1 medium, thinly sliced

Instructions

  1. Combine the eggplant and 1 teaspoon of the oil in a bowl. Transfer to a baking sheet and arrange in a single layer. Repeat, first with the squash and then with the zucchini, tossing each vegetable with 1 teaspoon of the oil and arranging in a single layer on the second baking sheet. Bake the vegetables for 12 minutes. Turn the vegetables over and bake 8 minutes. Remove vegetables from the oven and reduce the oven temperature to 350°F.
  2. Heat the remaining 1 teaspoon oil in a large nonstick skillet over medium heat.

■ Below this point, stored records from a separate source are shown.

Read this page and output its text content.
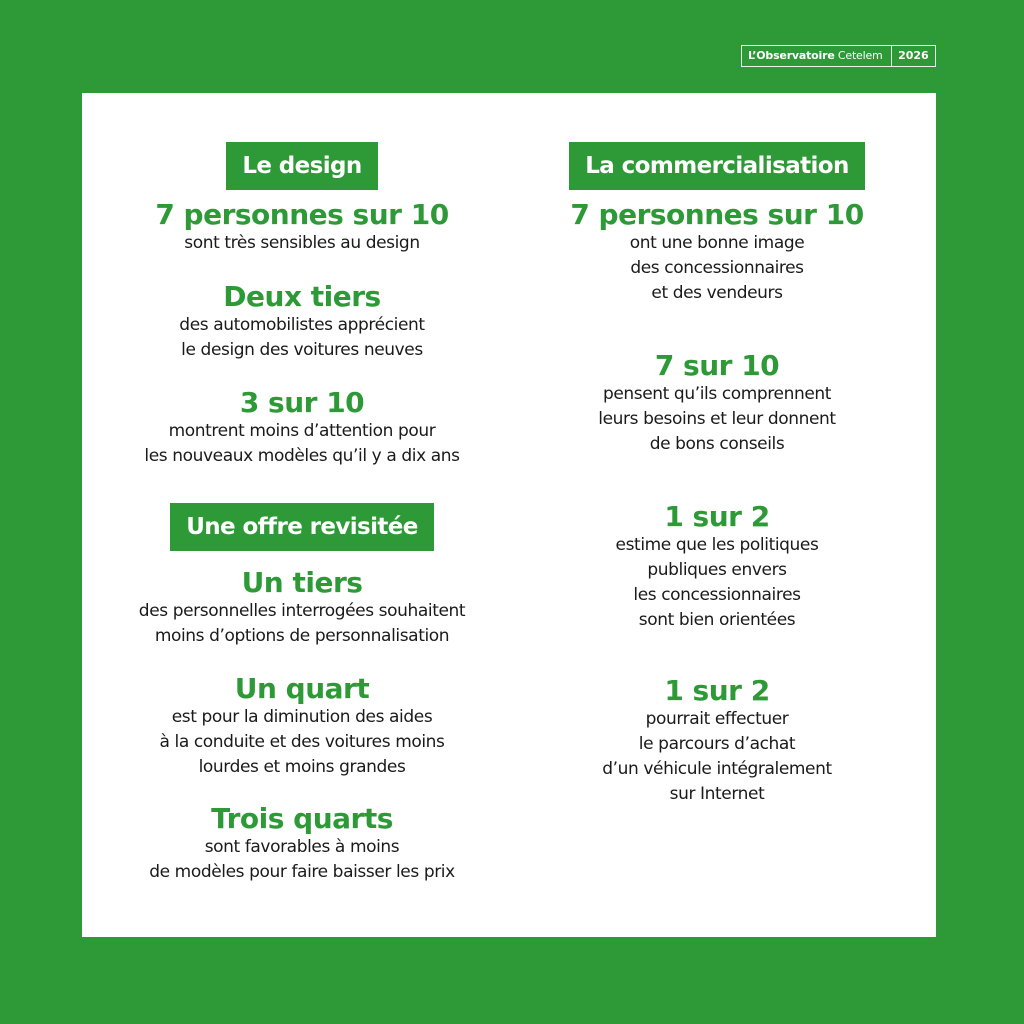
L’Observatoire Cetelem	2026
Le design
7 personnes sur 10
sont très sensibles au design
Deux tiers
des automobilistes apprécient
le design des voitures neuves
3 sur 10
montrent moins d’attention pour
les nouveaux modèles qu’il y a dix ans
Une offre revisitée
Un tiers
des personnelles interrogées souhaitent
moins d’options de personnalisation
Un quart
est pour la diminution des aides
à la conduite et des voitures moins
lourdes et moins grandes
Trois quarts
sont favorables à moins
de modèles pour faire baisser les prix
La commercialisation
7 personnes sur 10
ont une bonne image
des concessionnaires
et des vendeurs
7 sur 10
pensent qu’ils comprennent
leurs besoins et leur donnent
de bons conseils
1 sur 2
estime que les politiques
publiques envers
les concessionnaires
sont bien orientées
1 sur 2
pourrait effectuer
le parcours d’achat
d’un véhicule intégralement
sur Internet
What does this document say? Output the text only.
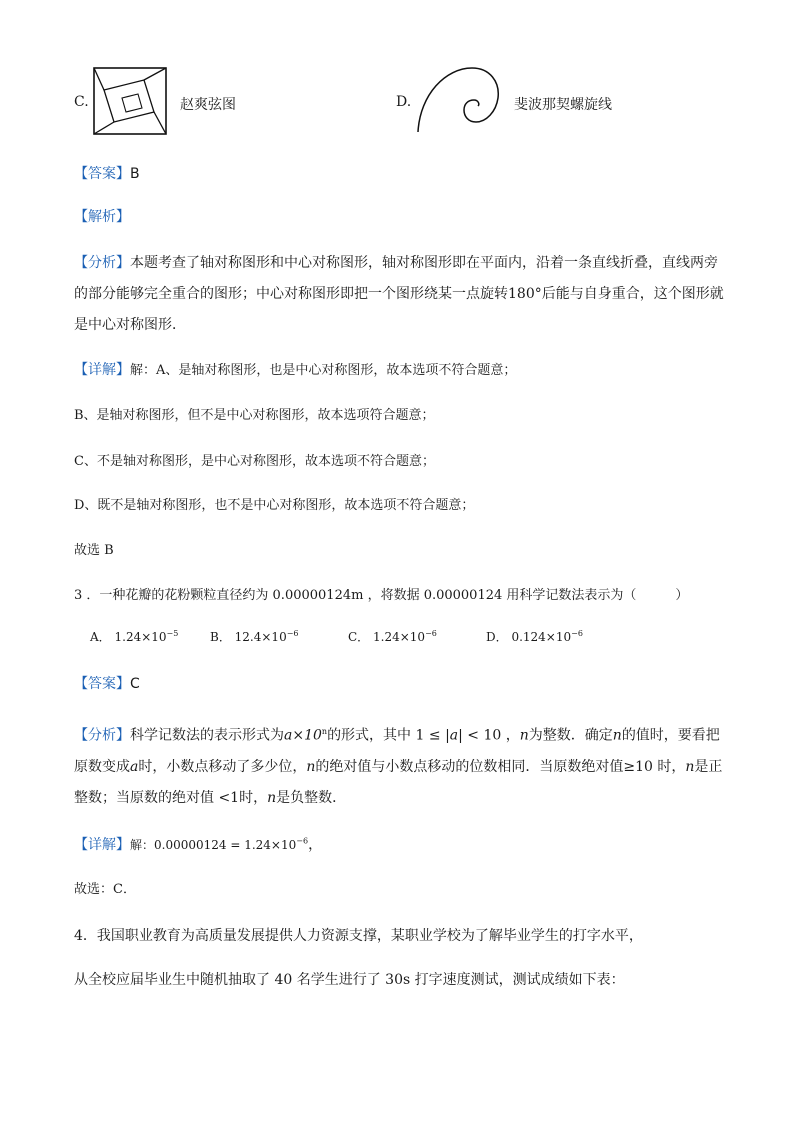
C.	赵爽弦图	D.	斐波那契螺旋线
【答案】B
【解析】
【分析】本题考查了轴对称图形和中心对称图形，轴对称图形即在平面内，沿着一条直线折叠，直线两旁的部分能够完全重合的图形；中心对称图形即把一个图形绕某一点旋转180°后能与自身重合，这个图形就是中心对称图形．
【详解】解：A、是轴对称图形，也是中心对称图形，故本选项不符合题意；
B、是轴对称图形，但不是中心对称图形，故本选项符合题意；
C、不是轴对称图形，是中心对称图形，故本选项不符合题意；
D、既不是轴对称图形，也不是中心对称图形，故本选项不符合题意；
故选 B
3 ．一种花瓣的花粉颗粒直径约为 0.00000124m ，将数据 0.00000124 用科学记数法表示为（　　　）
A． $1.24\times 10^{-5}$	B． $12.4\times 10^{-6}$	C． $1.24\times 10^{-6}$	D． $0.124\times 10^{-6}$
【答案】C
【分析】科学记数法的表示形式为$a\times 10^n$的形式，其中 1 ≤ |a| < 10 ，n为整数．确定n的值时，要看把原数变成a时，小数点移动了多少位，n的绝对值与小数点移动的位数相同．当原数绝对值≥10 时，n是正整数；当原数的绝对值 <1时，n是负整数．
【详解】解：$0.00000124 = 1.24\times 10^{-6}$，
故选：C．
4．我国职业教育为高质量发展提供人力资源支撑，某职业学校为了解毕业学生的打字水平，
从全校应届毕业生中随机抽取了 40 名学生进行了 30s 打字速度测试，测试成绩如下表：
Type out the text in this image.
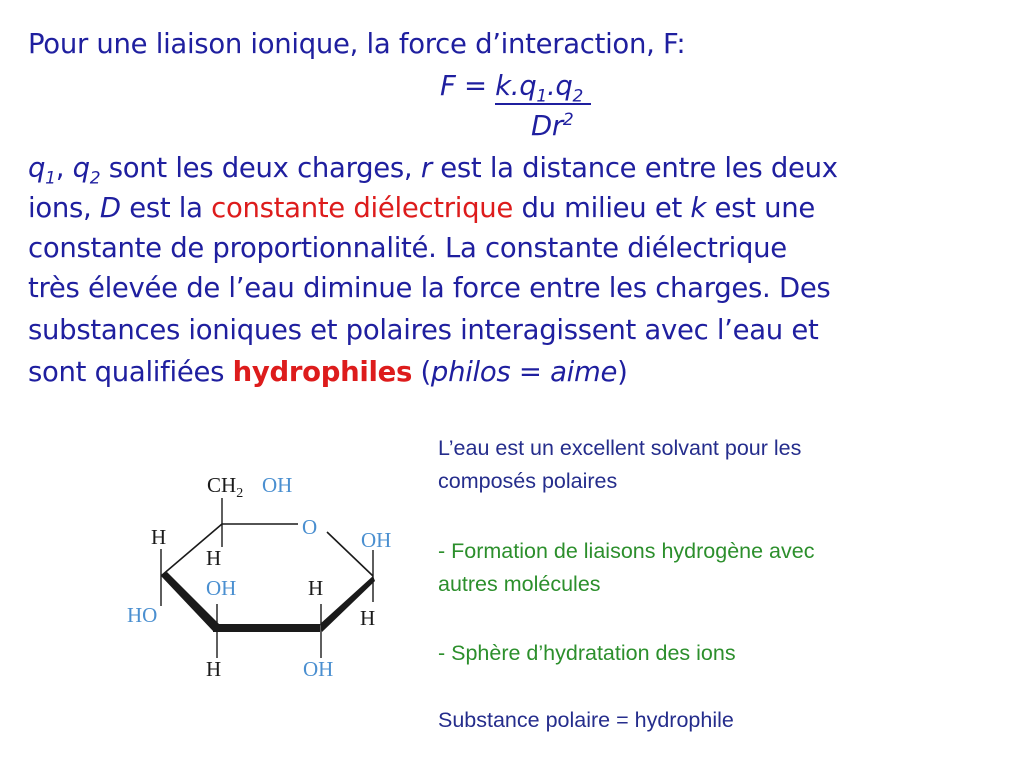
Pour une liaison ionique, la force d’interaction, F:
$F = k.q_1.q_2$
Dr$^2$
$q_1$, $q_2$ sont les deux charges, r est la distance entre les deux
ions, D est la constante diélectrique du milieu et k est une
constante de proportionnalité. La constante diélectrique
très élevée de l’eau diminue la force entre les charges. Des
substances ioniques et polaires interagissent avec l’eau et
sont qualifiées hydrophiles (philos = aime)
$CH_2$ OH
O
OH
H
H
OH	H
HO	H
H	OH
L’eau est un excellent solvant pour les
composés polaires
- Formation de liaisons hydrogène avec
autres molécules
- Sphère d’hydratation des ions
Substance polaire = hydrophile
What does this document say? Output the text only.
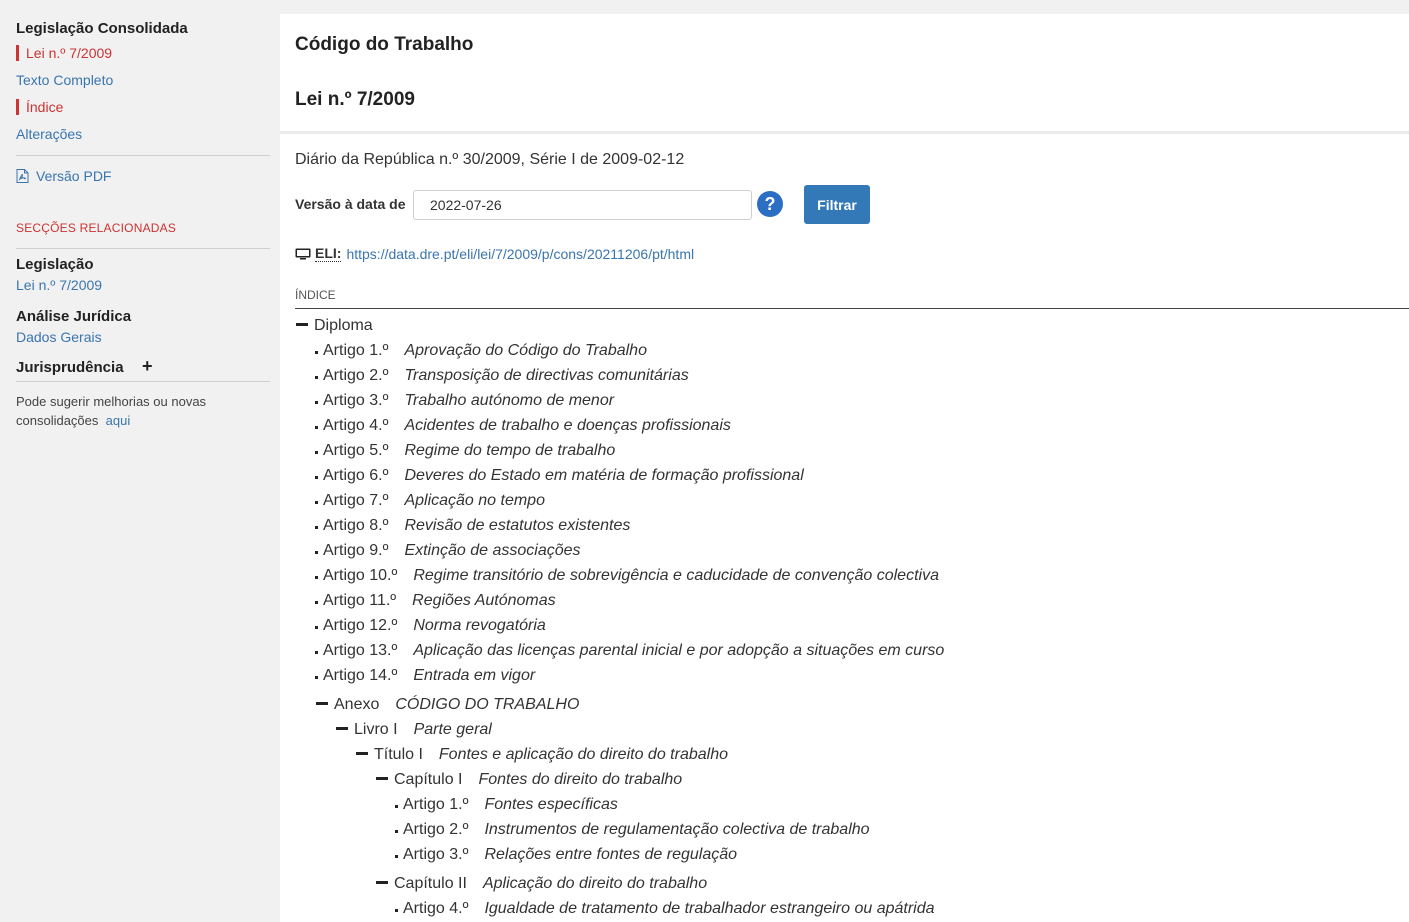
Legislação Consolidada
Lei n.º 7/2009
Texto Completo
Índice
Alterações
Versão PDF
SECÇÕES RELACIONADAS
Legislação
Lei n.º 7/2009
Análise Jurídica
Dados Gerais
Jurisprudência +
Pode sugerir melhorias ou novas consolidações aqui
Código do Trabalho
Lei n.º 7/2009
Diário da República n.º 30/2009, Série I de 2009-02-12
Versão à data de
2022-07-26	?	Filtrar
ELI: https://data.dre.pt/eli/lei/7/2009/p/cons/20211206/pt/html
ÍNDICE
Diploma
Artigo 1.º Aprovação do Código do Trabalho
Artigo 2.º Transposição de directivas comunitárias
Artigo 3.º Trabalho autónomo de menor
Artigo 4.º Acidentes de trabalho e doenças profissionais
Artigo 5.º Regime do tempo de trabalho
Artigo 6.º Deveres do Estado em matéria de formação profissional
Artigo 7.º Aplicação no tempo
Artigo 8.º Revisão de estatutos existentes
Artigo 9.º Extinção de associações
Artigo 10.º Regime transitório de sobrevigência e caducidade de convenção colectiva
Artigo 11.º Regiões Autónomas
Artigo 12.º Norma revogatória
Artigo 13.º Aplicação das licenças parental inicial e por adopção a situações em curso
Artigo 14.º Entrada em vigor
Anexo CÓDIGO DO TRABALHO
Livro I Parte geral
Título I Fontes e aplicação do direito do trabalho
Capítulo I Fontes do direito do trabalho
Artigo 1.º Fontes específicas
Artigo 2.º Instrumentos de regulamentação colectiva de trabalho
Artigo 3.º Relações entre fontes de regulação
Capítulo II Aplicação do direito do trabalho
Artigo 4.º Igualdade de tratamento de trabalhador estrangeiro ou apátrida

Add the bell pepper, onion, and garlic; cook, stirring frequently, until softened. Cover the skillet and cook, shaking the skillet occasionally, about 5 minutes.
  3. Combine the tomato paste and water in a small bowl. Combine the parsley, basil, thyme, salt, and pepper in another small bowl.
  4. Arrange half of the eggplant in the casserole and sprinkle with 1 teaspoon of the herbs. Continue layering with half of the tomato, half of the sautéed vegetables, and half of the squash and zucchini, sprinkling 1 teaspoon herbs between each layer. Repeat the layers, ending with the squash and zucchini. Pour the tomato-paste mixture over the top. Cover and bake until the vegetables are tender, 50 minutes. Uncover and bake until browned, about 15 minutes. Yields 3/4 cup per serving.